Translocations Flashcards
What are the three ways in which translocated homologous chromosomes can separate?
Alternate segregation, adjacent I segregation and adjacent II segregation.
Which types of segregation produces balanced gametes?
Alternate.
What is a Robertsonian translocation?
Fusion of the long arms of two acrocentric chromosomes to form one new metacentric chromosome.
In chromosomes with what kind of short arms in viable Robertsonian translocation possible?
If the short arms doesn’t contain viable genes.
What is a trivalent?
The structure formed during meiosis in a heterozygote for a Robertsonian translocation.
What are the three possible outcomes of meiosis in a heterozygote for Robertsonian translocation?
Normal (two seperate original chromosomes), balanced (Robertsonian chromosome) and unbalanced.
How can Robertsonian translocations contribute to Down syndrome?
The long arm of chromosome 21 may fuse with a long arm of chromosomes 14, 13, 15 or 22.
How can Robertsonian translocations contribute to speciation?
Heterozygotes have reduced fertility, meaning the two different homozygotes interbreed with their own kind.
What is an Iso-chromosome?
There is loss of one arm of a chromosome and duplication of the other, forming a mirror metacentric chromosome.
What Iso-chromosome is common and what syndrome does is often cause?
X, Turner syndrome
Is fragile-X syndrome dominant or recessive, fully penetrant or not?

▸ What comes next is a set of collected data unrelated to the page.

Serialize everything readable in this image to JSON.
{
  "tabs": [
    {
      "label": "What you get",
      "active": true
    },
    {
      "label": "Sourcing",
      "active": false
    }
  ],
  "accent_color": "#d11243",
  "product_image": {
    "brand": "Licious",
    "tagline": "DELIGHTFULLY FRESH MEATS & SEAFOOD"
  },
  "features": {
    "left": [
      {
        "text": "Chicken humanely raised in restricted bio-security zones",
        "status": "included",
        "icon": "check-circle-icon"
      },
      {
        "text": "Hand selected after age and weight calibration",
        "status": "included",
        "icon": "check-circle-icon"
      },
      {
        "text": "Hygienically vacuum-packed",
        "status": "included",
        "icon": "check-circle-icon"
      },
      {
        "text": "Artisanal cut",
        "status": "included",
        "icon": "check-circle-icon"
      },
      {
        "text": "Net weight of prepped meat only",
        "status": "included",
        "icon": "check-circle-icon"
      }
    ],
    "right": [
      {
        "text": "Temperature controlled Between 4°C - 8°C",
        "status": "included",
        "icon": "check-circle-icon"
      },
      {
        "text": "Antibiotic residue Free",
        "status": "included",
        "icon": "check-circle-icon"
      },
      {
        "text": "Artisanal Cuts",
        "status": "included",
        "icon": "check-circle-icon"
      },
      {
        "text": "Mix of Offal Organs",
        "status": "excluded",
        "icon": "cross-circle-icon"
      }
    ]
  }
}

Dominant with incomplete penetrance.
How can a woman with a premutation for fragile-X syndrome have a son with a full mutation?
The premutation can expend (increase in the number of repeats) to a full mutation.
How does a greater number of small nuclear repeats decrease gene expression?
The greater the number of repeats, the greater the methylation, reducing transcription.
How can repeat expansion occur?
Their may be slippage during meiosis/mitosis and poor pairing.